Slowly and deeply inhale through your nose. Maintain a comfortable posture. Your abdomen should expand, and your chest should only slightly lift.
Slowly exhale through your mouth. Purse your lips slightly as you expel your breath, but keep your jaw relaxed. As you exhale, you may hear a gentle “whooshing” sound.
This breathing technique should be repeated. Repeat for several minutes, or until you begin to feel better.
Anxiety is exacerbated by shallow breathing.
When people are worried, they tend to take fast, shallow breaths from their chests.
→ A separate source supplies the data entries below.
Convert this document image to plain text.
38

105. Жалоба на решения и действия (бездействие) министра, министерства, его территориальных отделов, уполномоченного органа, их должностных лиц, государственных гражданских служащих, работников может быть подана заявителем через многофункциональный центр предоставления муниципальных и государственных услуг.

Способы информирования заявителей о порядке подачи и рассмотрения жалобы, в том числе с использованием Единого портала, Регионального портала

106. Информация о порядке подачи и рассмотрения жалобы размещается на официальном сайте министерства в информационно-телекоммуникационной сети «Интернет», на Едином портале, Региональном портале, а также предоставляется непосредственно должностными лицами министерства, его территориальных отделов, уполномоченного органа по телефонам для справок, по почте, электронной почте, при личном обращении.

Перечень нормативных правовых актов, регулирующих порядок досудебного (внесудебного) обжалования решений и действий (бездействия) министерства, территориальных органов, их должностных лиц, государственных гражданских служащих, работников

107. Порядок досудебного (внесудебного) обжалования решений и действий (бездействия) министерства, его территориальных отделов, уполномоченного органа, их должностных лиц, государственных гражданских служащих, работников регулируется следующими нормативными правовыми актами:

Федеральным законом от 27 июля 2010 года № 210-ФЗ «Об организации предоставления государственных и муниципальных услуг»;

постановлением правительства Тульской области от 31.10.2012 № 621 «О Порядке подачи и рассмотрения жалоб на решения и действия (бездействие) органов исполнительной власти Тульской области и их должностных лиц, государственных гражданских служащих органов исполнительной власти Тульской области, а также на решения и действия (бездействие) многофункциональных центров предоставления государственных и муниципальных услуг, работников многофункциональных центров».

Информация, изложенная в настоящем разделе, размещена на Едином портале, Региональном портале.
This style of breathing, also known as thoracic or chest breathing, disrupts the body’s oxygen and carbon dioxide levels, causing an increase in heart rate, dizziness, muscle tension, and other physical feelings. Your blood is not being oxygenated adequately, which may indicate a stress response that contributes to anxiety and panic episodes.
Diaphragmatic or deep breathing
Diaphragmatic or deep breathing, on the other hand, stimulates the parasympathetic nervous system, a branch of the peripheral nervous system that regulates heartbeat, blood flow, breathing, and digestion.
Abdominal vs. Chest Breathing
Most people aren’t aware of their breathing patterns, yet there are two sorts of breathing patterns:
Diaphragmatic (abdominal) breathing is a sort of deep, even breathing that engages your diaphragm, allowing your lungs to expand and creating negative pressure that forces air in through your nose and mouth, filling your lungs.10 This is how newborn babies breathe normally. When you’re sleeping, you’re probably employing this breathing rhythm as well.
Thoracic (chest) breathing:
This style of breathing originates in the chest and is characterized by short, quick breaths. When you’re stressed, you might not even realize you’re breathing this way.
Put one hand on your upper belly, near your waist, and the other in the middle of your chest to identify your breathing rhythm. Take note of which hand lifts the most while you breathe.
Your abdomen should expand and contract with each breath if you’re breathing properly (and the hand on it should raise the most). It’s especially crucial to be conscious of these distinctions when you’re stressed or anxious, as you’re more likely to breathe from your chest.